= Boyakonda Gangamma =

Hindu temple

Boyakonda Gangamma is a temple dedicated to Gangamma Devi (an incarnation of Shakti) located at Boyakonda, in Annamayya District, Andhra Pradesh, India. The temple is situated near the village of Diguvapalli in Chowdepalli mandal, approximately 20 km from Madanapalle and 150 kms from Bangalore. It serves as a prominent Hindu pilgrimage center in the region.

== History ==
Centuries ago the tribals Boyas and "Pala Ekari" Caste lived in the forest area around the hillock. They stood up and resented the repressive and automatic rule of the Nawabs. They retaliated against the Muslim soldiers and chased them. The Golconda Nawab rushed additional troops to crush the revolt...tribals could not withstand the onslaught of the Muslim army and fled into the forest and prostrated near the hillock and prayed Almighty to save them. The spirit of the Goddess Shakti descended from the hillock, shielded the tribals and crushed the Nawab's army. Local people say that the Shakti has tied the heads of soldiers to banyan tree branches. In the event of victory Boyas And Pala Ekari's Combinedly built the Gangamma temple, which saved them against evil forces and became famous for centuries...
Yet the Castes Of Boyars and Pala Ekari's are Dominant in The Area and Serving the Ammavaru...

==Legend==
It is believed that the Goddess who gives her blessings to the devotees was discovered by the ancient local people here called as Boiya's and since then they are offering their devotion and prayers to the goddess.

==Temple==
The temple of Goddess Gangamma is one of the many ancient temples located on top of a mountain. The word "Baikonda" pronounced as "Baa-ee-kon-da" means mountain which has a well. The Goddess resides right besides this well and is believed to be very powerful. This goddess is known to destroy all evil and those who sincerely worship her are bound to succeed. Her temple is dedicated to the sister of Venkateswara.

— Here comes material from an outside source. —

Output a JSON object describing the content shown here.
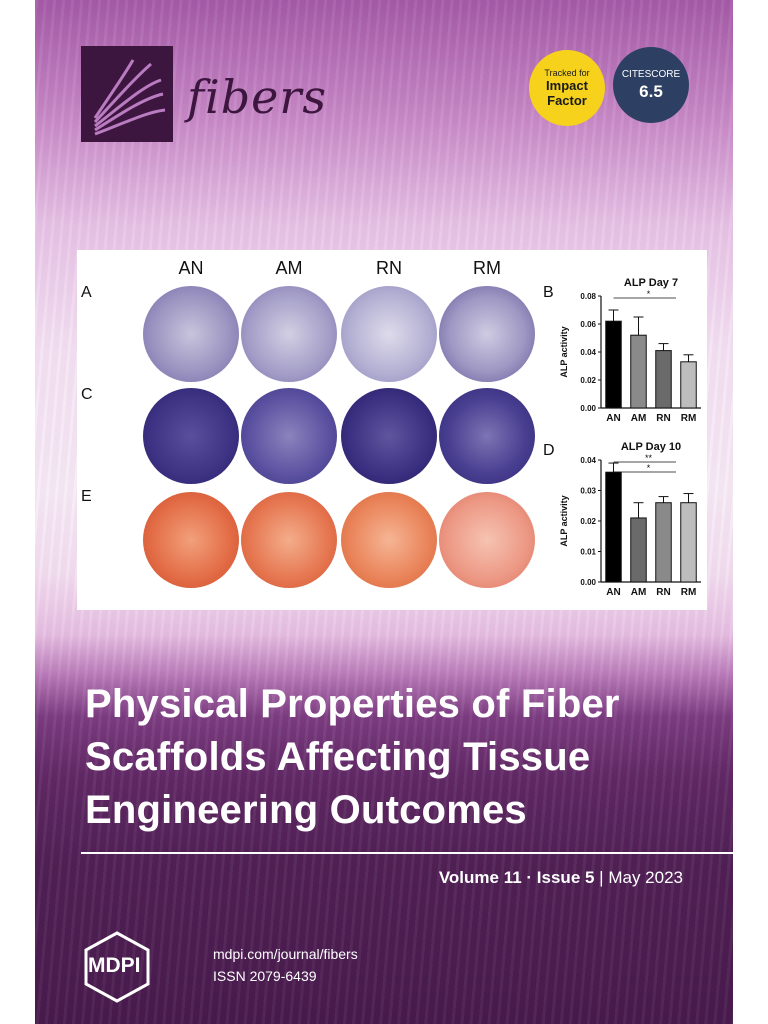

Devotees come here and make their wishes and once the wish comes true they come back to make an offering to the Goddess Gangamma which they would have agreed upon once their wish became true.

The water from the well is believed to cure many skin ailments. Local people believe that the Pushkarini water is very powerful, and sprinkling it in the field will yield good crop. Devotees can test whether their wishes will be fulfilled by placing a flower on the head of the deity. Locals believe that if the flower falls on the right side it is positive and negative if it falls on the left. Devotees who come here should take the "theertha", the holy water in the well that is believed to cure and ward off evil.

The offering for the Goddess is generally a hen or a sheep which will be sacrificed to the Goddess and the meat will be cooked at the same place and shall be eaten by all the family members who would have come along.

Once a year the temple Navartri festival brings in lakhs of people from all over India, particularly the south.

==Management==
The Gangamma temple was taken over by Endowments Department of Andhra Pradesh in 1990. Since then an executive officer is in charge of administration of the temple and efforts were made to develop the temple and facilities were created for devotees.